Visiting doctors raise money for VR headsets for child patients at Ord Valley Aboriginal Health Service
Getting a child to receive an injection can sometimes be difficult and distressing for everyone.
And it can be even tougher for staff at the Ord Valley Aboriginal Health Service who have to make children with rheumatic heart disease receive painful injections once a month for five to sometimes 10 years.
If the children don’t receive the injections they risk heart failure.
Now visiting GP Dr Ryan Holmes and his colleague Dr Sonia Henry have teamed up to try and make the big needles less painful for the children.
They have created a GoFundMe page to raise money for virtual reality headsets called Smileyscopes to help reduce the fear and stress during the monthly injections.
“The injections are big and painful,” Dr Holmes said.
“It’s hard to get kids to have a small flu needle at the best of times, let alone tell them you’ve got to come have a humongous injection to your bottom once a month for the next five years.”
“That’s where the Smileyscope can be very helpful.

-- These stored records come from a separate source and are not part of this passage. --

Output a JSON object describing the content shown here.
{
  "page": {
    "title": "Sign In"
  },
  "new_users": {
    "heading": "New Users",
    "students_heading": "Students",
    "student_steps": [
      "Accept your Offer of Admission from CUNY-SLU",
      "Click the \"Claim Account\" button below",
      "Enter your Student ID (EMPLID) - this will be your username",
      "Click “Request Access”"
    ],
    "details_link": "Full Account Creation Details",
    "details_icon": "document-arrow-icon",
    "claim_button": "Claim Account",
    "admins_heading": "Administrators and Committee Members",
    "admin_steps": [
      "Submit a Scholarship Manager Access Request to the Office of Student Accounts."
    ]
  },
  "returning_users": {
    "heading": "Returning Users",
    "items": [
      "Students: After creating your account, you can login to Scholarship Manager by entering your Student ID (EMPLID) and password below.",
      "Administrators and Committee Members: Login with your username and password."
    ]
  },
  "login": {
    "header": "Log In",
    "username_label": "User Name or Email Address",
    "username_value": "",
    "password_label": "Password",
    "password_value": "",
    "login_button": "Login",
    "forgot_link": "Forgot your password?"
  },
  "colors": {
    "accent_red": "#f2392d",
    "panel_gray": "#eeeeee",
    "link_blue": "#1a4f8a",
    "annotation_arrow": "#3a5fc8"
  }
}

It’s a virtual reality headset and they can be programmed for all sorts of things, so the children could be in space or under the sea. So they have a really good time with it and it makes the whole process a lot easier because the kids are distracted, they’re having fun.”
Dr Holmes, from Bondi Junction in NSW, was inspired to raise money after working at the Ord Valley Aboriginal Health Service in May.
He, and his colleague Dr Sonia Henry, had originally aimed to raise $5000 from patients at his clinic to purchase one virtual headset for the health service.
However, word has spread and in the last two months they have raised more than $30,000.
Their new funding target is $32,000 so they can purchase more headsets for other remote clinics.
“We are completely blown away by the generosity of our fellow Australians,” Dr Holmes said.
The East Kimberley has a high incidence of rheumatic fever and rheumatic heart disease.
It can develop from inadequately treated streptococcal infections such as step throat and scarlet fever.
About 27 per cent of patients with rheumatic heart disease will end up with heart failure.
Dr Holmes said he had seen children aged as young as three or four, and even babies with rheumatic fever or rheumatic heart disease.
“This just doesn’t exist in the city,” he said.
“It’s pretty shocking, I suppose to think that we are in the same country when there is such a huge health gap between people in the city and the country. And then you add Indigenous patients into the mix who are already vulnerable, and the gap gets bigger and bigger.”